Re: HTML 4 Profile for RDFa from Philip Taylor on 2009-05-23 (public-html@w3.org from May 2009)

From: Philip Taylor <pjt47@cam.ac.uk>
Date: Sat, 23 May 2009 13:22:37 +0100
To: Julian Reschke <julian.reschke@gmx.de>
CC: Sam Ruby <rubys@intertwingly.net>, Shane McCarron <shane@aptest.com>, RDFa Community <public-rdfa@w3.org>, "public-rdf-in-xhtml-tf.w3.org" <public-rdf-in-xhtml-tf@w3.org>, HTML WG <public-html@w3.org>
Message-ID: <4A17EA8D.3080208@cam.ac.uk>

Julian Reschke wrote:
> Philip Taylor wrote:
>> [...]
>> What is "the @xml:lang attribute"? Is it the attribute with local name 
> 
> It's unambiguous as long as we talk about a stream of characters, right?

Yes (assuming it's clear that it means the sequence of characters that 
matches the 'attribute name' part of whatever grammar defines the HTML 
syntax and ASCII-case-insensitively matches the string "xml:lang", and 
assuming we don't worry about e.g. multiple xml:lang attributes being 
(invalidly) specified on the same element).

>> "xml:lang" in no namespace (as would be produced by an HTML 5 parser 
>> (and by current HTML browser parser implementations))? or the 
>> attribute with local name "lang" in the namespace 
>> "http://www.w3.org/XML/1998/namespace" (as would be produced by an XML 
>> parser, and could be inserted in an HTML document via DOM APIs)? or 
>> both (in which case both could be specified on one element, in 
>> addition to "lang" in no namespace)?
> 
> Both can only be specified in the DOM, but not in a serialization (or am 
> I missing something?).

I think that's roughly correct:

In an XML serialisation with no scripting, you can only get the 
attribute "lang" in "http://www.w3.org/XML/1998/namespace".

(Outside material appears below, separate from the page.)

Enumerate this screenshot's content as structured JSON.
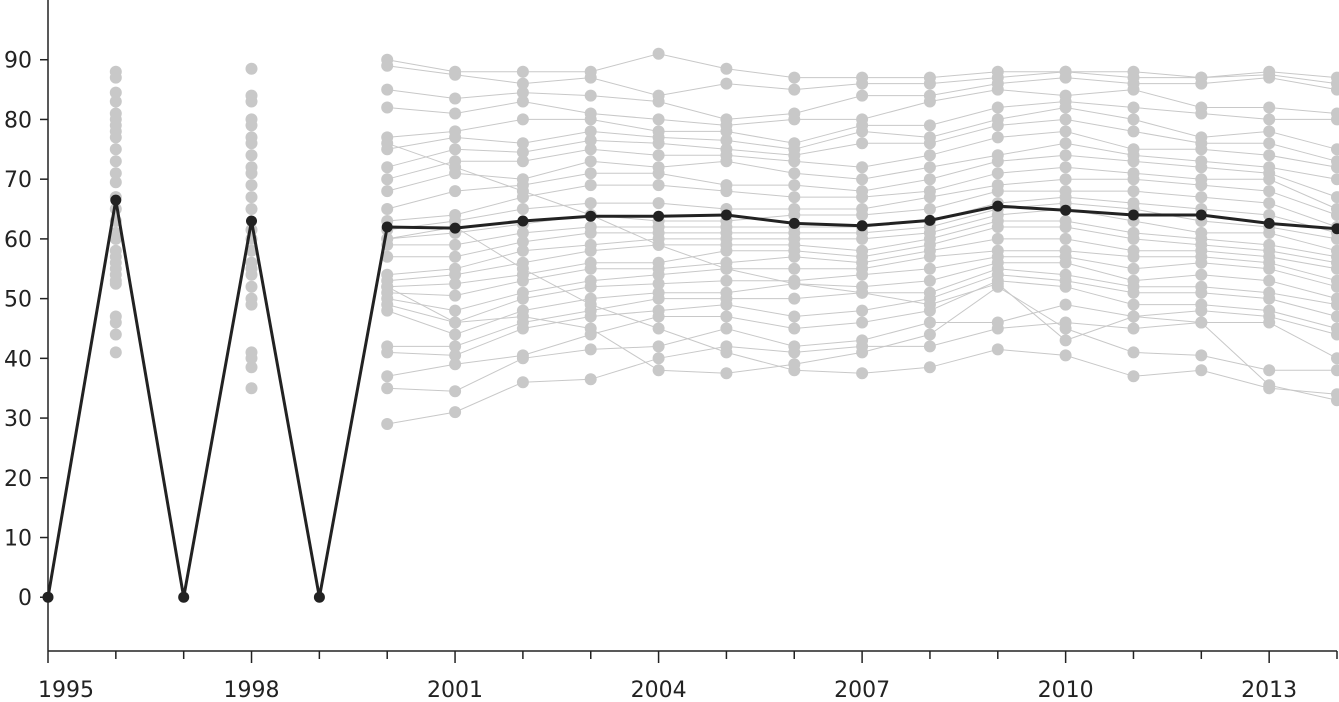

In a HTML5 text/html serialisation with no scripting, you can only get 
the attribute "xml:lang" in no namespace.

It would be easy to invent a new serialisation that does let you declare 
both attributes, e.g. http://simon.html5.org/specs/sdf

> That being said, I wouldn't hurt to have a section that defines special 
> aspects of processing RDFa from a DOM instead of a HTML document (as a 
> series of bytes/characters).

I think it would hurt if some RDFa implementations (that used a DOM) 
extracted one set of triples, and some other implementations (that don't 
use a DOM) extracted a different set of triples, so if there are 
multiple sections defining different styles of processing then it'll 
have to be very careful to produce identical results.

>> [...]
>>   <table>
>>     <tr some-attributes-to-say-this-element-outputs-an-XMLLiteral>
>>       <td> This text goes inside the table </td>
>>       This text gets parsed to *outside* the table
>>       <td> This text goes inside the table </td>
>>     </tr>
>>   </table>
>> [...] 
> Is it still underspecified once we require a valid HTML5 document as input?

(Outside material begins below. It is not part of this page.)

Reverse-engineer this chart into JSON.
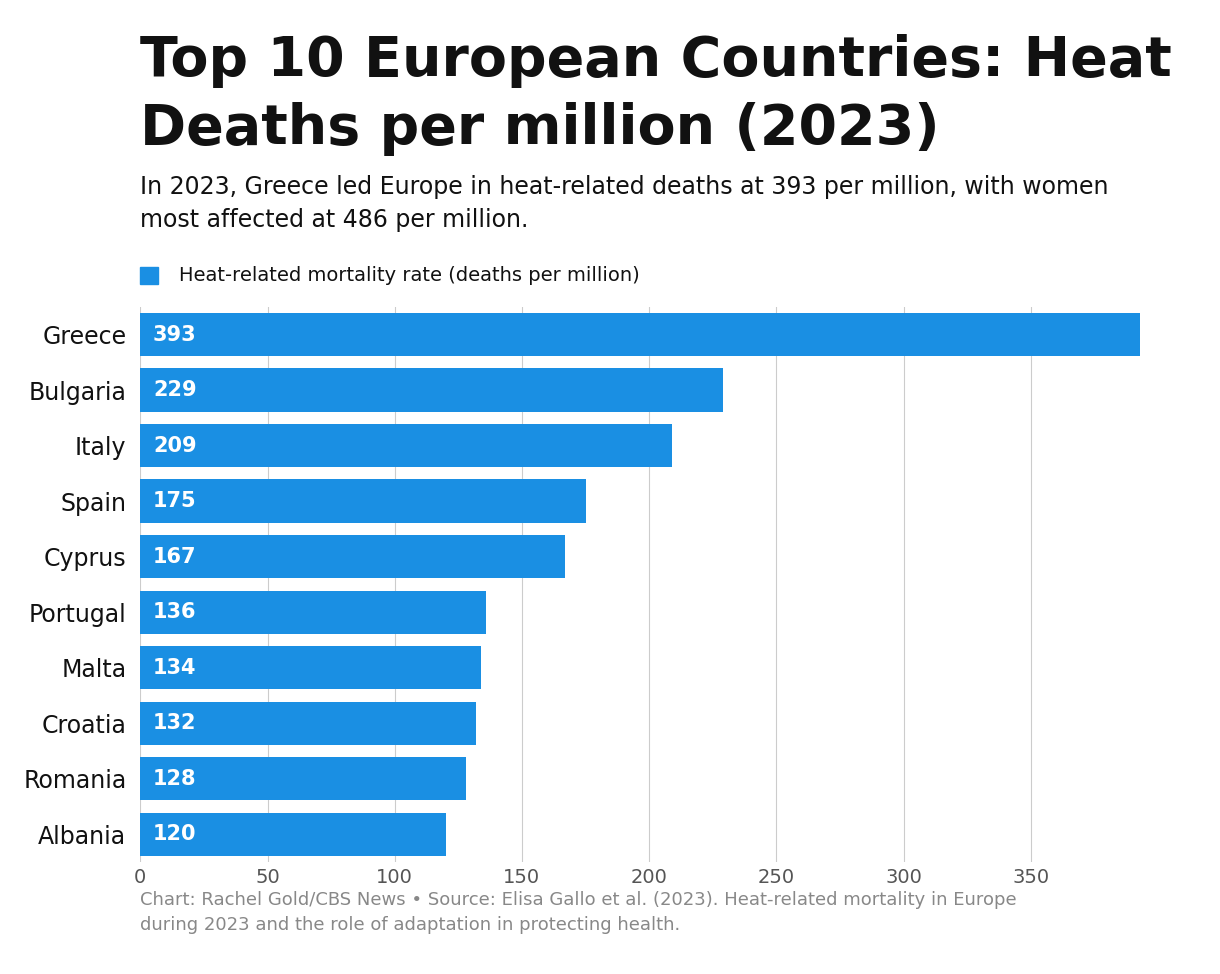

Probably not. But I wouldn't consider it acceptable to require a valid 
document as input - people make mistakes all the time, and I want them 
to get consistent (and hopefully predictable) RDF triples out of it 
regardless of what implementation they use, so the specification has to 
deal precisely with invalid input. See 
http://lists.w3.org/Archives/Public/public-rdf-in-xhtml-tf/2009May/0156.html 
for an example of someone with precisely this kind of error.

>> For this to make sense in real HTML implementations, the definition 
>> should be in terms of the document layer rather than the byte layer. 
> 
> Disagreed. Many implementations never build a DOM. We're not only 
> talking about browsers here.

By "DOM" I generally mean any kind of tree structure of elements and 
attributes, either as an explicit data structure (DOM, XOM, ElementTree) 
or implicit (SAX). Would any RDFa implementation *not* parse the input 
HTML into that kind of structure and operate over the elements and 
attributes as distinct objects? (e.g. would they just use regular 
expressions over the input byte stream? That seems quite infeasible to 
me...)

>> How are xmlns:* attributes meant to be processed? E.g. what is the 
>> expected output in the following cases:
>>
>> <div xmlns:T="test:">
>>   <span typeof="t:x" property="t:y">Test</span>
>> </div>
>>
>> <div XMLNS:t="test:">
>>   <span typeof="t:x" property="t:y">Test</span>
>> </div>
>> [...]
> 
> I would expect the results to be the same for XHTML and HTML 
> serializations.

It would be good to be the same as far as possible, but in general that 
is impossible to implement in a browser-based environment (or anything 
built on any HTML parser I'm familiar with), because the case of 
attributes is lost when parsing. We want to allow implementations in 
browser-based environments, and we want them to match any other 
implementations, so implementations in any other environment must handle 
case-sensitivity in the same way.

-- 
Philip Taylor
pjt47@cam.ac.uk

Received on Saturday, 23 May 2009 12:23:20 UTC